Ja, es ist möglich, ein diabetesbedingtes Koma zu überleben, wenn die zugrunde liegende Ursache behandelt wird. Aber manche Menschen haben bleibende Hirnschäden. Wenn Sie nicht rechtzeitig die richtige Behandlung erhalten, können Sie sterben.
DKA hat eine Sterblichkeitsrate von 0,2 % bis 2,5 %. Menschen, die ins Koma fallen, an Hypothermie (niedrige Körpertemperatur) und einer geringen Urinausscheidung (Oligurie) leiden, haben tendenziell die schlechtesten Ergebnisse.
Bis zu 20 % der Menschen mit HHS sterben an dieser Krankheit. Menschen, die Koma und/oder niedrigen Blutdruck entwickeln, haben eine schlechtere Prognose (Aussicht).
Wie lange kann man im diabetesbedingten Koma liegen?
Die Dauer eines diabetesbedingten Komas hängt weitgehend davon ab, wie schnell Sie die richtige Behandlung erhalten. Der einzige Weg, diese Art von Koma zu beenden, ist die Rückkehr zu gesunden Blutzucker- und Insulinwerten, was nur durch eine Behandlung durch medizinisches Fachpersonal möglich ist. Eine Person, die aufgrund ihres Diabetes im Koma liegt, wird nicht aus eigener Kraft herauskommen.
Wenn eine Person im Koma nicht rechtzeitig behandelt wird, wird sie wahrscheinlich sterben. „Rechtzeitig“ variiert je nach Situation und Person. Deshalb ist es wichtig, so schnell wie möglich Hilfe zu holen.
Verhütung
Wie kann ich einem diabetesbedingten Koma vorbeugen?
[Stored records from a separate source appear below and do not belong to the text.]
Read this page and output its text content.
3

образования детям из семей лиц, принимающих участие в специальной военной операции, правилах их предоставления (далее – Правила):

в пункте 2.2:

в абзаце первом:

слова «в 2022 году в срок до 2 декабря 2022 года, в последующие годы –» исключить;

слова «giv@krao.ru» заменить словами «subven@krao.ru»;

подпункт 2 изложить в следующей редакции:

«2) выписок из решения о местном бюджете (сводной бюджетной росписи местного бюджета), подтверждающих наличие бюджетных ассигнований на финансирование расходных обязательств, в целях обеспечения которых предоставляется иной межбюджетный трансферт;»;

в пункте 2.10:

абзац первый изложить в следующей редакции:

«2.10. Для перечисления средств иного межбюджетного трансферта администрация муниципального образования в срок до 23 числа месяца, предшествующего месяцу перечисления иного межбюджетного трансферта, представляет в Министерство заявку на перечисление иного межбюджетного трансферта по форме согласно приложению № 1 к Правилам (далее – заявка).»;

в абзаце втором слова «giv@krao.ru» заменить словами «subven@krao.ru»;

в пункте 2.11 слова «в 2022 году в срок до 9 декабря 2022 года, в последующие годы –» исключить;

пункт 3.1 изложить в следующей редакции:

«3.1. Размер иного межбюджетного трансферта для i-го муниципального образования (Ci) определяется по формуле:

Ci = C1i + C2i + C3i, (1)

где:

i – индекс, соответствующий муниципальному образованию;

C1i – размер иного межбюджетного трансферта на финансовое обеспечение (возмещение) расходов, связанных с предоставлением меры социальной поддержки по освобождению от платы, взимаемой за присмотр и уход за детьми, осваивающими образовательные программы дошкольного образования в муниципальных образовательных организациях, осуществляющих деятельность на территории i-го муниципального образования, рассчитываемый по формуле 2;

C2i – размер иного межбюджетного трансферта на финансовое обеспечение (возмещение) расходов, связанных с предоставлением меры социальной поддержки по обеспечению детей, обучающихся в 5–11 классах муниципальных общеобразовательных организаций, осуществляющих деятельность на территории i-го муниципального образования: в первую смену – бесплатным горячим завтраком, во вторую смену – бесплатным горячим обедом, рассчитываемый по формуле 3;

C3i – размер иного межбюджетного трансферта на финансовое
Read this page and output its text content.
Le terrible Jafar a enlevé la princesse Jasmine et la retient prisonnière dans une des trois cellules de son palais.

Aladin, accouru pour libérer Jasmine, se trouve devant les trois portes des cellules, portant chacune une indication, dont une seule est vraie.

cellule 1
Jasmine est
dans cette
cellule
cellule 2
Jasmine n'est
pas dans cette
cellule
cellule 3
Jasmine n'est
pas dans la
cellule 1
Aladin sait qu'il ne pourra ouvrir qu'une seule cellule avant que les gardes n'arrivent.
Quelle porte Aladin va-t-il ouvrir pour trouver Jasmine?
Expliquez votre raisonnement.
Es ist wichtig, die Frühwarnzeichen von DKA, HHS und niedrigem Blutzucker zu kennen, um ein diabetesbedingtes Koma zu verhindern. Informieren Sie sich und sprechen Sie mit Ihrem Arzt über den Maßnahmenplan, den Sie ergreifen müssen, um diese Erkrankungen zu behandeln, bevor sie sich verschlimmern.
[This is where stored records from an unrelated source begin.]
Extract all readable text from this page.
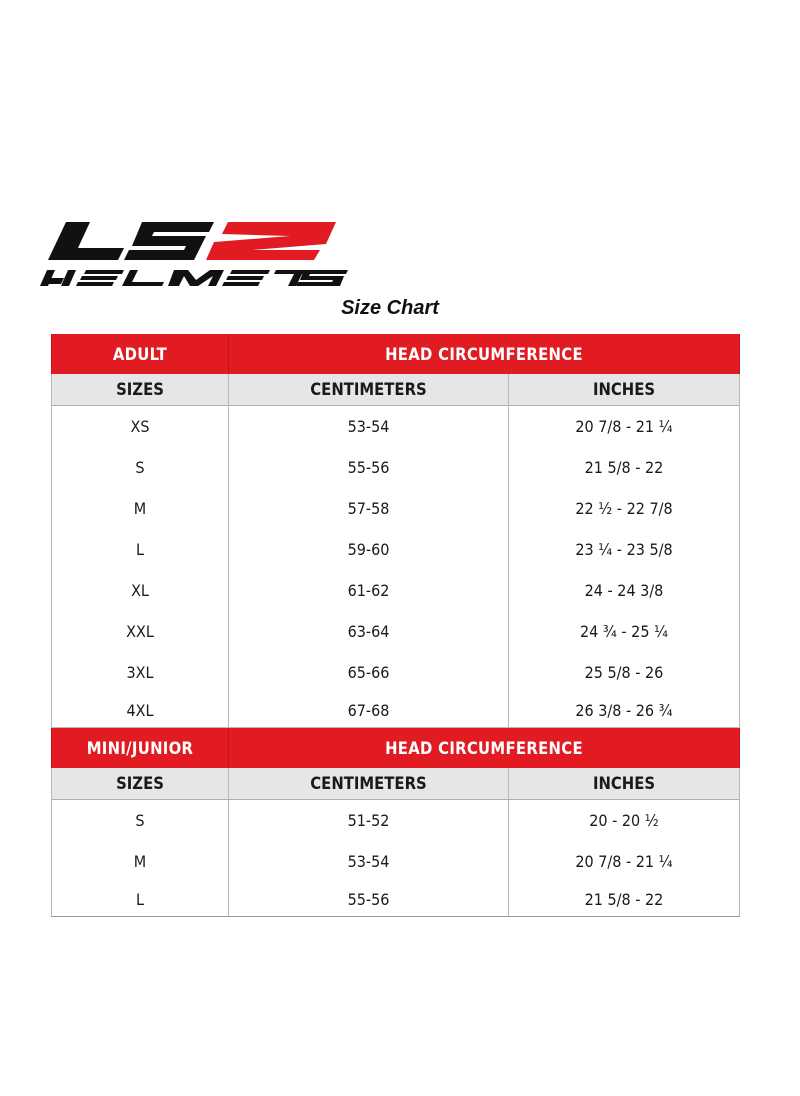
Size Chart
ADULT	HEAD CIRCUMFERENCE	
SIZES	CENTIMETERS	INCHES
XS	53-54	20 7/8 - 21 ¼
S	55-56	21 5/8 - 22
M	57-58	22 ½ - 22 7/8
L	59-60	23 ¼ - 23 5/8
XL	61-62	24 - 24 3/8
XXL	63-64	24 ¾ - 25 ¼
3XL	65-66	25 5/8 - 26
4XL	67-68	26 3/8 - 26 ¾
MINI/JUNIOR	HEAD CIRCUMFERENCE	
SIZES	CENTIMETERS	INCHES
S	51-52	20 - 20 ½
M	53-54	20 7/8 - 21 ¼
L	55-56	21 5/8 - 22
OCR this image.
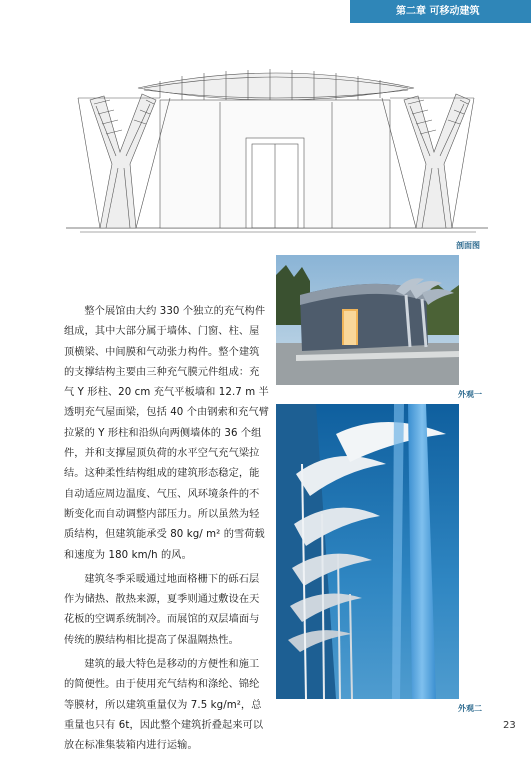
第二章 可移动建筑
剖面图
外观一
外观二

整个展馆由大约 330 个独立的充气构件组成，其中大部分属于墙体、门窗、柱、屋顶横梁、中间膜和气动张力构件。整个建筑的支撑结构主要由三种充气膜元件组成：充气 Y 形柱、20 cm 充气平板墙和 12.7 m 半透明充气屋面梁，包括 40 个由钢索和充气臂拉紧的 Y 形柱和沿纵向两侧墙体的 36 个组件，并和支撑屋顶负荷的水平空气充气梁拉结。这种柔性结构组成的建筑形态稳定，能自动适应周边温度、气压、风环境条件的不断变化而自动调整内部压力。所以虽然为轻质结构，但建筑能承受 80 kg/ m² 的雪荷载和速度为 180 km/h 的风。

建筑冬季采暖通过地面格栅下的砾石层作为储热、散热来源，夏季则通过敷设在天花板的空调系统制冷。而展馆的双层墙面与传统的膜结构相比提高了保温隔热性。

建筑的最大特色是移动的方便性和施工的简便性。由于使用充气结构和涤纶、锦纶等膜材，所以建筑重量仅为 7.5 kg/m²，总重量也只有 6t，因此整个建筑折叠起来可以放在标准集装箱内进行运输。

23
Rufen Sie in den folgenden Situationen einen Arzt an:
- Wenn Ihr Blutzucker aus unbekanntem Grund zweimal hintereinander 300 mg/dl oder mehr beträgt.
- Wenn bei Ihnen eine Unterzuckerung (weniger als 70 mg/dl) auftritt, die auch nach drei Behandlungen nicht auftritt, rufen Sie Ihren Arzt oder die Notrufnummer 911 an.
Eine Notiz von Swip Health
Diabetesbedingte Komas sind oft vermeidbar. Der Schlüssel liegt darin, die Warnzeichen von DKA (diabetesbedingte Ketoazidose), HHS (hyperosmolarer hyperglykämischer Zustand) und niedrigem Blutzucker zu kennen und schnell zu handeln, um sie zu korrigieren. Rufen Sie unbedingt Ihren Arzt an, wenn bei Ihnen Symptome einer dieser Erkrankungen auftreten. Diabetes-Komplikationen können beängstigend sein. Aufklärung und Vorbereitung sind entscheidend, um sie zu verhindern. Zögern Sie nicht, Ihrem Arzt Fragen zu ihm oder Ihrem Diabetes-Management zu stellen.

Willkommen auf meiner Seite!Ich bin Dr. J. K. Hartmann, Facharzt für Schmerztherapie und ganzheitliche Gesundheit. Mit langjähriger Erfahrung in der Begleitung von Menschen mit chronischen Schmerzen, Verletzungen und gesundheitlichen Herausforderungen ist es mein Ziel, fundiertes medizinisches Wissen mit natürlichen Methoden zu verbinden.